No relato do dilúvio (Gn 6-9) não nos limitemos à inundação destruidora que reforça em nós a imagem de um Deus justiceiro a punir a humanidade. Olhemos, prioritariamente, para Noé, homem justo, íntegro e que andava com Deus (Gn 6.9). Noé, mesmo não sendo profissional, faz uma arca. Em tempos de seca se prepara para enfrentar as inundações. Preocupa-se em salvar toda sua família: um casal de todas as espécies vivas. Assim, Noé se torna o pai da ação ecológica e da defesa intransigente de toda biodiversidade. Assim como Chico Mendes, há milhares de Noés pelo mundo afora, participando da construção de uma sociedade sustentável.

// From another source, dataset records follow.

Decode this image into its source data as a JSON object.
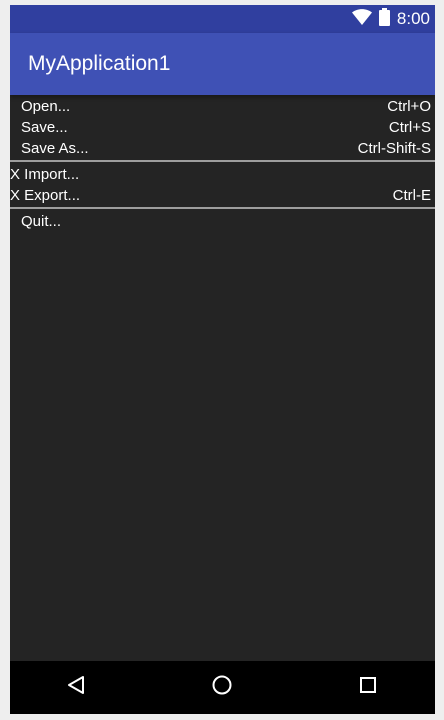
{
  "status_bar": {
    "time": "8:00",
    "icons": [
      "wifi-icon",
      "battery-icon"
    ],
    "color": "#303f9f"
  },
  "app_bar": {
    "title": "MyApplication1",
    "color": "#3f51b5"
  },
  "menu": {
    "groups": [
      [
        {
          "label": "Open...",
          "shortcut": "Ctrl+O"
        },
        {
          "label": "Save...",
          "shortcut": "Ctrl+S"
        },
        {
          "label": "Save As...",
          "shortcut": "Ctrl-Shift-S"
        }
      ],
      [
        {
          "label": "X Import...",
          "shortcut": ""
        },
        {
          "label": "X Export...",
          "shortcut": "Ctrl-E"
        }
      ],
      [
        {
          "label": "Quit...",
          "shortcut": ""
        }
      ]
    ]
  },
  "nav_bar": {
    "icons": [
      "back-icon",
      "home-icon",
      "recents-icon"
    ]
  }
}
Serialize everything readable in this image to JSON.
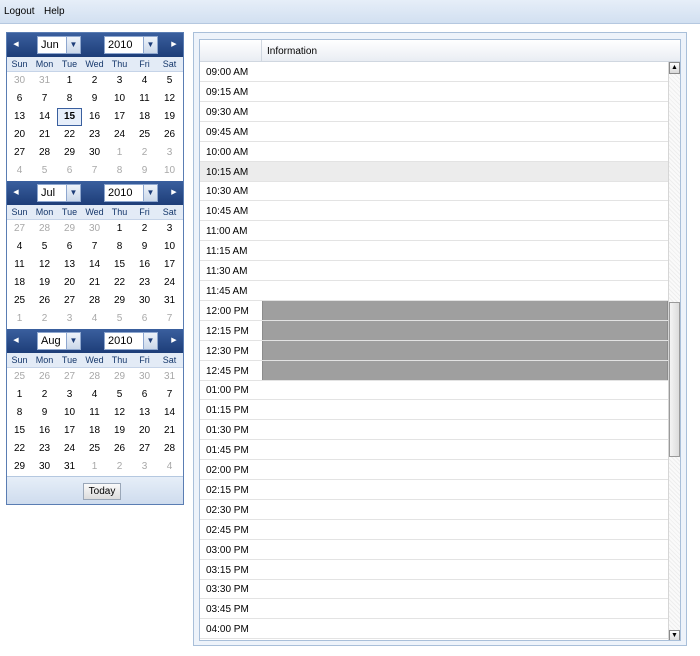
{
  "menu": {
    "logout": "Logout",
    "help": "Help"
  },
  "calendar": {
    "days_of_week": [
      "Sun",
      "Mon",
      "Tue",
      "Wed",
      "Thu",
      "Fri",
      "Sat"
    ],
    "today_label": "Today",
    "months": [
      {
        "month": "Jun",
        "year": "2010",
        "days": [
          "30",
          "31",
          "1",
          "2",
          "3",
          "4",
          "5",
          "6",
          "7",
          "8",
          "9",
          "10",
          "11",
          "12",
          "13",
          "14",
          "15",
          "16",
          "17",
          "18",
          "19",
          "20",
          "21",
          "22",
          "23",
          "24",
          "25",
          "26",
          "27",
          "28",
          "29",
          "30",
          "1",
          "2",
          "3",
          "4",
          "5",
          "6",
          "7",
          "8",
          "9",
          "10"
        ],
        "other_month": [
          0,
          1,
          32,
          33,
          34,
          35,
          36,
          37,
          38,
          39,
          40,
          41
        ],
        "selected_index": 16
      },
      {
        "month": "Jul",
        "year": "2010",
        "days": [
          "27",
          "28",
          "29",
          "30",
          "1",
          "2",
          "3",
          "4",
          "5",
          "6",
          "7",
          "8",
          "9",
          "10",
          "11",
          "12",
          "13",
          "14",
          "15",
          "16",
          "17",
          "18",
          "19",
          "20",
          "21",
          "22",
          "23",
          "24",
          "25",
          "26",
          "27",
          "28",
          "29",
          "30",
          "31",
          "1",
          "2",
          "3",
          "4",
          "5",
          "6",
          "7"
        ],
        "other_month": [
          0,
          1,
          2,
          3,
          35,
          36,
          37,
          38,
          39,
          40,
          41
        ],
        "selected_index": -1
      },
      {
        "month": "Aug",
        "year": "2010",
        "days": [
          "25",
          "26",
          "27",
          "28",
          "29",
          "30",
          "31",
          "1",
          "2",
          "3",
          "4",
          "5",
          "6",
          "7",
          "8",
          "9",
          "10",
          "11",
          "12",
          "13",
          "14",
          "15",
          "16",
          "17",
          "18",
          "19",
          "20",
          "21",
          "22",
          "23",
          "24",
          "25",
          "26",
          "27",
          "28",
          "29",
          "30",
          "31",
          "1",
          "2",
          "3",
          "4"
        ],
        "other_month": [
          0,
          1,
          2,
          3,
          4,
          5,
          6,
          38,
          39,
          40,
          41
        ],
        "selected_index": -1
      }
    ]
  },
  "schedule": {
    "column_header": "Information",
    "times": [
      "09:00 AM",
      "09:15 AM",
      "09:30 AM",
      "09:45 AM",
      "10:00 AM",
      "10:15 AM",
      "10:30 AM",
      "10:45 AM",
      "11:00 AM",
      "11:15 AM",
      "11:30 AM",
      "11:45 AM",
      "12:00 PM",
      "12:15 PM",
      "12:30 PM",
      "12:45 PM",
      "01:00 PM",
      "01:15 PM",
      "01:30 PM",
      "01:45 PM",
      "02:00 PM",
      "02:15 PM",
      "02:30 PM",
      "02:45 PM",
      "03:00 PM",
      "03:15 PM",
      "03:30 PM",
      "03:45 PM",
      "04:00 PM"
    ],
    "highlighted_row": 5,
    "booked_rows": [
      12,
      13,
      14,
      15
    ]
  }
}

Em Gn 11.1-9 olhemos não apenas para a arrogância humana que constrói uma torre / cidade para destronar Deus. Vejamos, a presença amorosa de Deus que suscita a diversidade de línguas e culturas, inviabiliza todo e qualquer ‘pensamento único' e, assim, gera a dispersão de planos diabólicos das hegemonias ameaçadoras. O evangelho de Lucas fez questão de registrar no Cântico de Maria, a mãe de Jesus: "Deus derruba os poderosos de seus tronos e eleva os humildes".

Abraão e Sara (Gn 12). Abraão... Algo novo surge do cansaço, quando tudo é julgado perdido. Sara... Esperança há, mas de tão vagarosa provoca zombaria sem desviar-se do caminho. O casal é convocado para o desconhecido, ameaçado pelo que não deseja. Tem de deixar sua terra e reconhecer, duas vezes, que filho não lhe pertence. É no aparente abandono que o novo recebe sua nova chance. Resta-lhe uma risada e um grito de dor a ecoar pelos caminhos do tempo, conscientizando seu povo, a humanidade. Passos certos têm de ser dados. Nada de pressa. Falhas não fecham portas.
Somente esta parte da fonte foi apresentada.